Make sure you leave enough time to spell-check your application and double-check that everything – including a completed reference and personal statement – are in order.
Keep your UCAS passwords and email logins safe – you don’t want to get locked out on the crucial deadline day. You’ll also need the UCAS codes and numbers for the universities that you are applying.
Perhaps more important that the dreaded Personal Statement is a reference. If you are still in school or college, this should be from a tutor, teacher or principle; if you are coming back to uni from work, then an employer or supervisor can act as a referee. Friends and family members are not permitted to act as referees.

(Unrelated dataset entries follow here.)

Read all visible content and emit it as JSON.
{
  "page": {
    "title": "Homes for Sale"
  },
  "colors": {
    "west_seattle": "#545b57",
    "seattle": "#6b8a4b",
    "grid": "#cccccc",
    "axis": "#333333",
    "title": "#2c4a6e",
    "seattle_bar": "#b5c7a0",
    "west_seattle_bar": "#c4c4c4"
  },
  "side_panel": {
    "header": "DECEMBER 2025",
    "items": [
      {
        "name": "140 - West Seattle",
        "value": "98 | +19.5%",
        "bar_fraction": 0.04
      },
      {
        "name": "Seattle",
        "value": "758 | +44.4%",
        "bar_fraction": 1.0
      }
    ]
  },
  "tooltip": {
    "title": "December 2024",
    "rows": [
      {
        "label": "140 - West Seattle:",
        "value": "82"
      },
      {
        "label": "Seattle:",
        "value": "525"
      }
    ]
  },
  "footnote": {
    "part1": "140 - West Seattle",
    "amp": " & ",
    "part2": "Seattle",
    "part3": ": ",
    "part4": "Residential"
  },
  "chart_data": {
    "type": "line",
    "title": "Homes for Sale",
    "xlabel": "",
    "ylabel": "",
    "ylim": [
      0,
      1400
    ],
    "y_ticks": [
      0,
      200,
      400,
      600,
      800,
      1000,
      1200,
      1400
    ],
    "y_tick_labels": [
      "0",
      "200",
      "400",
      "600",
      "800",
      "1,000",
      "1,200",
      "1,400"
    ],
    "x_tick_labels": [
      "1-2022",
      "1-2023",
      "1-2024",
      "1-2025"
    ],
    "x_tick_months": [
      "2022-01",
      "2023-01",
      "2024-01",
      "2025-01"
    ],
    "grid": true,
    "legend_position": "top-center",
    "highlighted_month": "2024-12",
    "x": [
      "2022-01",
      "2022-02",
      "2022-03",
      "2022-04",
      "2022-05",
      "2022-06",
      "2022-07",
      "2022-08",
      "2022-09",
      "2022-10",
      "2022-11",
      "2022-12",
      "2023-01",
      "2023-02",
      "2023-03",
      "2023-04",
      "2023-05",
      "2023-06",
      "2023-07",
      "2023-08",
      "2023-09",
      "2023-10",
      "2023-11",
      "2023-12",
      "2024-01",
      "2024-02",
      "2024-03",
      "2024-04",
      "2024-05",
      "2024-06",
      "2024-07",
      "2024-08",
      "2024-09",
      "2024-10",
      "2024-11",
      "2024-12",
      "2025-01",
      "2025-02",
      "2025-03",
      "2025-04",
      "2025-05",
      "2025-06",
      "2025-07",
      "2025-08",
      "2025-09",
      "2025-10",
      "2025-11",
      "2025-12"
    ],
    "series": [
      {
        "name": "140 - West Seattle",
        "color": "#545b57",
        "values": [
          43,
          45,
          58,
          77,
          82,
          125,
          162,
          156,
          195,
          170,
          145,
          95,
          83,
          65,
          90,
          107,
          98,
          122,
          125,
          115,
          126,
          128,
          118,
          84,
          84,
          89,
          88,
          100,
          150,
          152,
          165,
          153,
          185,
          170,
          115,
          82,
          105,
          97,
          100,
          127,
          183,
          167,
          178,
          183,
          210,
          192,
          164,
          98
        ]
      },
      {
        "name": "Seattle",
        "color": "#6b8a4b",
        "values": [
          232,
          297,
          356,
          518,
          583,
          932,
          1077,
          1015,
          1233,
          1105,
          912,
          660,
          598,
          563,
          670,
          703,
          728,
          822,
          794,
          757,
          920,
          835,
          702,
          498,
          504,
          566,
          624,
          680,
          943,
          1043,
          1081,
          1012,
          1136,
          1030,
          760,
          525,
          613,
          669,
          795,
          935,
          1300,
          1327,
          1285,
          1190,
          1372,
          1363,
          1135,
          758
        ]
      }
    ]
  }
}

The reference should include any relevant work experience, your career goals, predicted grades (if your referee is your teacher) and any circumstances that might affect your academic work, for example, personal problem, illness or any individual needs you have.
With 4,000 characters to fill, the Personal Statement section of a UCAS application can be a major stumbling block for a lot of students. It’s tempting to overthink your Personal Statement and get a serious case of writer’s block as you try to craft the perfect passage of prose.
Stop searching the internet for the ‘ideal’ Personal Statement format (and definitely don’t use someone else’s words) and go back to basics. All your Personal Statement needs to do is tell the university you are applying to why their course is a good fit for you.
Try not to get side-tracked writing down all your extra-curricular activities: it’s great that you can play 'London’s Burning' on the recorder, but not that relevant to a Finance degree. Apply the ‘so what?’ principle to everything you write in your Personal Statement: if it doesn’t say something about what makes you a strong university candidate, delete it. A good starting point is to jot down everything you want to say, regardless of word count, then edit it afterwards. Pay attention to spelling and grammar and make sure you break up the text with paragraphs to make it readable. It’s a good idea to get someone else to proof-read it too.
UCAS charge an application fee (£20 for a single choice or £25 for multiple courses), which can either be paid by you when you apply or your school or college may supply UCAS with a lump sum and ask for your payment. However, this is not the only cash you need to factor into your budget when it comes to applying for university.
You need to think about how you’ll pay your course fees and how you’ll fund your student life in the future. You might want to consider a student loan and research any scholarships that you might be eligible for.
Once you have submitted your application, your details will be sent to all your chosen universities. Their admissions department will consider your application and check if you fit the entry criteria for your chosen course(s), then UCAS will let you know in due course via UCAS Track when they have made a decision.
The absolute deadline for universities to get back to you with a decision is 5th May, though UCAS encourage universities to make all their decisions by 31 March 2020. Keep an eye on your UCAS Track as your deadline for making your decision will depend on when you get your decisions back from your selected universities.
After that, it’s time for you to make your big decision on your firm choice. Use the time to do more research on your chosen universities so that you’ve got all the information you need to make your firm choice.